Obituary: John G Mitchell

John Mitchell, 1929-2015

John Mitchell, 1929-2015

Dad chose his friend and colleague Rev Wes Blakey to write his obituary for the Methodist Conference. The family is thankful to Wes for performing this service and for allowing us to publish it on the blog. I’ve done so today, because it would have been Dad’s 86th birthday.

JOHN GORDON MITCHELL was born in Greenock, Renfrewshire, on 3rd July 1929, the eldest of four children of John and Annie, and baptized in the Church of Scotland where he attended Sunday School and the Life Boys. In war-time he went with school friends to Salvation Army and played baritone and trombone in Junior Band and later went with one of his sisters to the Junior Christian Endeavour in Roxburgh Street Methodist Church. His time at the Methodist Church had a profound influence upon John, where he became a member of the Sunday School, Youth Fellowship, and Lance Corporal in the Boys Brigade leading a regular Bible Class in the latter. Here, the ministry of Rev Ivor Seeley was a huge influence upon the young John.

On John’s 14th birthday he left school and began work for meagre wages and long hours on a farm in Kilmalcolm, which left no time for church or much else. Two years later he returned home and eventually gained an engineering apprenticeship. He was able then to return to Roxburgh Street Church where he was immediately welcomed back and was active again in Youth Club, Youth Fellowship and became Sunday School Superintendent.

Following a call to preach he became Fully Accredited in 1949 and then went on to answer a call to ordained ministry and, when accepted in 1950, began his studies at Wesley College Headingley.

John’s love of sport continued through his 3 years of college, becoming the football team’s goalkeeper, and in 3rd year he was team captain and General Sports Secretary.

During his candidating process a friendship grew between John and Chris, who was a member at Ardgowan Methodist Church, Greenock but, as was the custom then, marriage had to wait until August 1956 after ordination. That began a strong and loving partnership of mutual support which enriched John’s ministry in every respect.

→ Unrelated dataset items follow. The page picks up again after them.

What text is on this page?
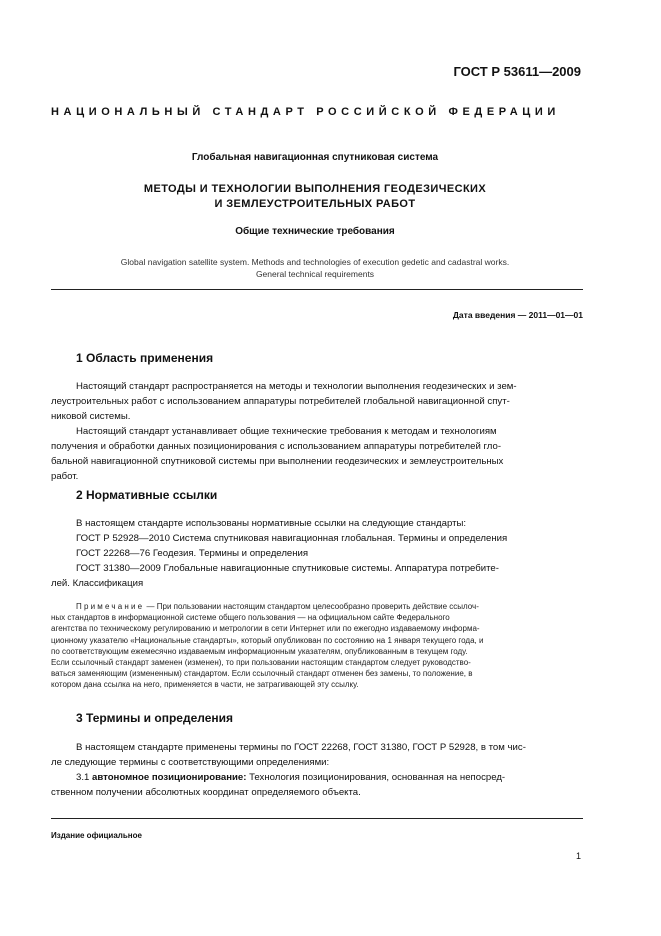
ГОСТ Р 53611—2009
НАЦИОНАЛЬНЫЙ СТАНДАРТ РОССИЙСКОЙ ФЕДЕРАЦИИ
Глобальная навигационная спутниковая система
МЕТОДЫ И ТЕХНОЛОГИИ ВЫПОЛНЕНИЯ ГЕОДЕЗИЧЕСКИХ
И ЗЕМЛЕУСТРОИТЕЛЬНЫХ РАБОТ
Общие технические требования
Global navigation satellite system. Methods and technologies of execution gedetic and cadastral works.
General technical requirements
Дата введения — 2011—01—01
1 Область применения
Настоящий стандарт распространяется на методы и технологии выполнения геодезических и зем-
леустроительных работ с использованием аппаратуры потребителей глобальной навигационной спут-
никовой системы.
Настоящий стандарт устанавливает общие технические требования к методам и технологиям
получения и обработки данных позиционирования с использованием аппаратуры потребителей гло-
бальной навигационной спутниковой системы при выполнении геодезических и землеустроительных
работ.
2 Нормативные ссылки
В настоящем стандарте использованы нормативные ссылки на следующие стандарты:
ГОСТ Р 52928—2010 Система спутниковая навигационная глобальная. Термины и определения
ГОСТ 22268—76 Геодезия. Термины и определения
ГОСТ 31380—2009 Глобальные навигационные спутниковые системы. Аппаратура потребите-
лей. Классификация
Примечание — При пользовании настоящим стандартом целесообразно проверить действие ссылоч-
ных стандартов в информационной системе общего пользования — на официальном сайте Федерального
агентства по техническому регулированию и метрологии в сети Интернет или по ежегодно издаваемому информа-
ционному указателю «Национальные стандарты», который опубликован по состоянию на 1 января текущего года, и
по соответствующим ежемесячно издаваемым информационным указателям, опубликованным в текущем году.
Если ссылочный стандарт заменен (изменен), то при пользовании настоящим стандартом следует руководство-
ваться заменяющим (измененным) стандартом. Если ссылочный стандарт отменен без замены, то положение, в
котором дана ссылка на него, применяется в части, не затрагивающей эту ссылку.
3 Термины и определения
В настоящем стандарте применены термины по ГОСТ 22268, ГОСТ 31380, ГОСТ Р 52928, в том чис-
ле следующие термины с соответствующими определениями:
3.1 автономное позиционирование: Технология позиционирования, основанная на непосред-
ственном получении абсолютных координат определяемого объекта.
Издание официальное
1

John served in North of Scotland Mission 1953-56; Haltwhistle 1956-62; Sunderland North 1962-68; Newcastle Mission 1968-73 ; Consett 1973-80. In the latter two he served as superintendent and in 1980 was appointed as Chairman of Newcastle upon Tyne District. During these years he held many District and Connexional roles ~ both Assistant Synod Secretary and then Synod Secretary; and both times of the Methodist Conference being held in Newcastle in his ministry he was very involved as Assistant Secretary then Chairman of the Arrangements Committee.

John and Chris’s daughters Anabel and Elspeth were both born in Haltwhistle, and ultimately they were to introduce sons-in-law John and Winston and then granddaughters Harriet and Cassie; he took great delight in them all, each adding a joyous dimension to his life.

Above all else, John was an excellent pastor, always approachable and, no matter how busy he was, he made time for people. He was blessed with an astonishingly good memory for names and details about people, and in any gathering – Church, Circuit or District – he consequently knew the people with whom he was meeting and could tell almost to the minute when some ministers were going to sneak out of Synod, thinking they had missed his eye. Sometimes a conversation with them in the following days would kindly remind them that he knew!

His preparation for meetings was immaculate, and always began with prepared devotions that were thoughtful, helpful and set the right spirit for that which lay ahead, many of which he recorded in his book First on The Agenda which inspired many of his peers and those he ‘took under his wing’. Throughout his ministry, his administration and business acumen enhanced each meeting and led the church wisely and well.

John’s leading of worship and preaching was inspirational and never skirted around thorny issues, even his rocking backwards and forwards on his toes and using some lesser known Scottish phrases, endeared him more to his congregations and made his words even more memorable. When he decided he would not lead public worship any longer he started to write his blog, where his pearls of wisdom and rich experiences continued to inspire.

Throughout all he was a great ecumenist, working well with church leaders to bring about better understanding and closer working between denominations. As a District Chairman he made a huge contribution to the Connexional scene in many ways, but always stressed he was a minister of the people and that was paramount.

A man of many parts, who loved and was loved by his family; respected and admired by his colleagues for his support, which was second to none, and his immense quiet wisdom.

Tidy to the last, he died on the last day of the quarter having finished his blog, the last post in a trilogy, between watching the Scottish and English Cup finals on TV the day before. He died on 31st May 2015 in the eighty-sixth year of his age and the sixty-second year of his ministry.